I was very impressed with the makers of the show and their detailed research. My director Nandita Mehra had once told me that the writer of Fatmagul was flown down and they discussed what they were doing.

To prepare for my role, I met a psychologist and a psychiatrist to get into the psyche of a rape survivor. They told us that what’s uncommon is that most of these girls are married to the guy who raped them so there is a trauma they go through, as they have an uncomfortable relationship with the partner.

Personally, playing this character was very non-dramatic. When you do a historical or a mythological show, the grandeur of the set and jewellery add a lot of feel. But in this character, there is nothing. 

How challenging is it to play a rape victim?

It's difficult. Some references are taken from day-to-day life. For instance, if you are walking alone at night, you feel somebody is following you and you get scared instinctively. I have to tried to bring it out in the character.

I took a lot of time to get into the character. We have not kept it melodramatic with crying. You cry more from inside. 

I did not use too much glycerine; instead, I tried to do internalise the character's pain. By the end of it, my head would be hurting and I would get exhausted. There is so much pressure on your mind, and your eyes swollen, that you want to rest at the end of the day.

Psychologically, it did not affect me, as my co-actors would keep the atmosphere on the sets light. We would be mostly just chilling and joking.  

Safety is the biggest concern for a woman. How safe do you feel in Mumbai, where you live?

Mumbai is one of the safest cities in India, from my experience. I have stayed in Delhi, Chandigarh, Noida and Bengaluru, and have visited other cities too.

I won’t say cities are safe for women. When I was in Delhi, I used to travel to college by Metro and so many instances have happened with me. When you are young, you don’t realise half of the things that happen to you. Cities are not safe for girls. If you think you can go out at night, you can’t do so without being scared.

But in Mumbai, girls are much safer and they do go out.

The way men look at you in Noida or Delhi... they won't look at you like that in Mumbai. 

Please elaborate.

I was in Bengaluru, watching an IPL match with my friends. I was wearing a skirt. There was this guy, who had the courage to touch me as we were moving out. I slapped him.

Earlier, I didn’t have the courage to stand up against it. Now I do. 

How much has luck played a role in your career? You have done three major shows in just two years.

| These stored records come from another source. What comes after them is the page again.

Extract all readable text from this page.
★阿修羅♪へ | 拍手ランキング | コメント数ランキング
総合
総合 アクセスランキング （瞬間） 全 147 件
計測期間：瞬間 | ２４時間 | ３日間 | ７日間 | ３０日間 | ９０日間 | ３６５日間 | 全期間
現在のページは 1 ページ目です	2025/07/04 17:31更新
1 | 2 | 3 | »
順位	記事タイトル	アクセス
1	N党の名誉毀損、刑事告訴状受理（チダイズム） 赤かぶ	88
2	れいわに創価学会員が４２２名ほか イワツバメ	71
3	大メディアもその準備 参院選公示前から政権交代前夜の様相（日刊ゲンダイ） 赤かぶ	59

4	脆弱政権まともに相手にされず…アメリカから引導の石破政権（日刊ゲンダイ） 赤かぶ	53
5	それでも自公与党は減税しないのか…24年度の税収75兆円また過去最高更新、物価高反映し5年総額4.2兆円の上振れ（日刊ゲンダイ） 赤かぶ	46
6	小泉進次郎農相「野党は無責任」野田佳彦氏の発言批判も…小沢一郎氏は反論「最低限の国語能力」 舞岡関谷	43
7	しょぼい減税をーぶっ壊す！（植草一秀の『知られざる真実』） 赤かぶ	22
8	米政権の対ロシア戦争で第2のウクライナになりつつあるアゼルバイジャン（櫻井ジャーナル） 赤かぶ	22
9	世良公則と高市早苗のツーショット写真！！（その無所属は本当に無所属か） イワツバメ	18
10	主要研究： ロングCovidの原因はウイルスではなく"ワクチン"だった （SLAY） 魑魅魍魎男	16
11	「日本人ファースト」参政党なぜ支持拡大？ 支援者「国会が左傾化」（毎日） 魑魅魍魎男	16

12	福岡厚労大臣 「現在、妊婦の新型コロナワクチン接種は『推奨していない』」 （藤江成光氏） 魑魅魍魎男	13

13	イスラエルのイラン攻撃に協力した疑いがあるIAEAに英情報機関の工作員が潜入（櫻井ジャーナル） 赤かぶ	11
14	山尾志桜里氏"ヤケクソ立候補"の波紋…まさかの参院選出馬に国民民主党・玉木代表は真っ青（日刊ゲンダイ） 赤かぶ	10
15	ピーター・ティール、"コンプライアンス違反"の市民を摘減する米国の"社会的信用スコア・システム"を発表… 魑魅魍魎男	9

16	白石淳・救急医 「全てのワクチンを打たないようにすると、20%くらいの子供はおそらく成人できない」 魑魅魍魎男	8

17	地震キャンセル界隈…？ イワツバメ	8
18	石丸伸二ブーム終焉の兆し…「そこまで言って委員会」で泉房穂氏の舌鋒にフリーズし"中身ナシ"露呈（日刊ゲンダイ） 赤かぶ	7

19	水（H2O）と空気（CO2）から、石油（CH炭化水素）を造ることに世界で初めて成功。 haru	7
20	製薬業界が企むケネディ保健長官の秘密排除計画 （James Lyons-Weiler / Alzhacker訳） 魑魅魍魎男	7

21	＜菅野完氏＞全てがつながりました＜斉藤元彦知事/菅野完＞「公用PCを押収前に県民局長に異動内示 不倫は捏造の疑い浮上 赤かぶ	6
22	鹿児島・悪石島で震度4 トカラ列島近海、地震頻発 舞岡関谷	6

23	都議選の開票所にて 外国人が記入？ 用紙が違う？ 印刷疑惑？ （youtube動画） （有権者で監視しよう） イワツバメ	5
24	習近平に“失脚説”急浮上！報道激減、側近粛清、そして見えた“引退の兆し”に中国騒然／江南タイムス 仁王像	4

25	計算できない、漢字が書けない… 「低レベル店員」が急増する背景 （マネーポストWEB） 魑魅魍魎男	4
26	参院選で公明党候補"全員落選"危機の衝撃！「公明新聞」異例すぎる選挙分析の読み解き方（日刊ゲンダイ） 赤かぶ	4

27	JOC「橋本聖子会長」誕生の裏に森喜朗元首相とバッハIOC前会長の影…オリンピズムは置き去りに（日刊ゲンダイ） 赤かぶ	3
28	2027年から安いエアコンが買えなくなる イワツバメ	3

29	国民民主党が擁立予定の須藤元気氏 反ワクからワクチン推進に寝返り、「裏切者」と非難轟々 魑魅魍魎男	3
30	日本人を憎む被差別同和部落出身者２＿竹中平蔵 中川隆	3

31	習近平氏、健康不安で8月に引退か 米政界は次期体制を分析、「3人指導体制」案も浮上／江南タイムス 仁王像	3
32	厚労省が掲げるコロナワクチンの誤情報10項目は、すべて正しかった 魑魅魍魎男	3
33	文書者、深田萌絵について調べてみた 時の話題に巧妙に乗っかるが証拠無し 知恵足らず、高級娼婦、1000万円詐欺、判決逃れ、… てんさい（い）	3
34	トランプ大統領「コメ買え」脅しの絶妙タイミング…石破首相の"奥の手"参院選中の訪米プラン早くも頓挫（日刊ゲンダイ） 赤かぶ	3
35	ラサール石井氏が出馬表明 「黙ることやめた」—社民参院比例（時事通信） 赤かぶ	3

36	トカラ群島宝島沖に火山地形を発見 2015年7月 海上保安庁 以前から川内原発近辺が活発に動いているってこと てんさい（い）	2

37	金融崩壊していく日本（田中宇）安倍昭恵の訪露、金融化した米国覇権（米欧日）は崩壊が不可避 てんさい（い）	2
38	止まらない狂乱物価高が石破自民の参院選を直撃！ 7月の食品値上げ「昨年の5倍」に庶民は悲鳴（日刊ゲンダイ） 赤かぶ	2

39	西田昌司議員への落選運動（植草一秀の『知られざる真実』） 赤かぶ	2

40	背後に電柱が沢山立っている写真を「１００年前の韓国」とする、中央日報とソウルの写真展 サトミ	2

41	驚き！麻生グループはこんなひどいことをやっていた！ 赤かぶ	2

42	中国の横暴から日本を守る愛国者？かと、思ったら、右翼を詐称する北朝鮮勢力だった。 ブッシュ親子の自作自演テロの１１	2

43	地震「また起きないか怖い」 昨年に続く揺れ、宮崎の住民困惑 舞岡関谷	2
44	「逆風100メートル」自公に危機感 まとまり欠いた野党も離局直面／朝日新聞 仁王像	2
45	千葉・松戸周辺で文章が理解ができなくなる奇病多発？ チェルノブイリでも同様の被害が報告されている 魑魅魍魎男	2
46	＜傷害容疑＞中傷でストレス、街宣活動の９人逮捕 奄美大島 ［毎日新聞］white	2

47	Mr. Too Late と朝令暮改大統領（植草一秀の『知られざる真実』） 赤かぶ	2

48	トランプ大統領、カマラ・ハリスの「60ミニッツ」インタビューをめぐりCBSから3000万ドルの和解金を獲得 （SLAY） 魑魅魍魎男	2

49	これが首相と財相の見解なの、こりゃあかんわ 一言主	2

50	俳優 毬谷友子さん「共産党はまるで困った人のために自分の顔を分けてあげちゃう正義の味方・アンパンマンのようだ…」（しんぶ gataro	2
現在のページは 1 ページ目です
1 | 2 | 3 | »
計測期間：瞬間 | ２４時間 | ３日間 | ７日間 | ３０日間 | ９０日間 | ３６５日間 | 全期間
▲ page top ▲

I am grateful to the Almighty. 

When you are a part of this industry, there are so many pretty faces and talented people. I consider myself lucky because few get this opportunity. I hope I keep getting (roles) in future too.

But you can’t ignore talent. I want to be known for my acting, not my looks. 

How was the shooting experience in Dharmashala?

There are challenges while one shoots in real locations -- it was very cold -- but the real beauty doesn’t not come otherwise. For example, when you say dialogues, there is breath vapour, which doesn’t happen on the set.

The real locations are aesthetic, as there are fields, streams and hills in the background.

We had an acting workshop. We were also made to learn the dialect of Himachal Pradesh.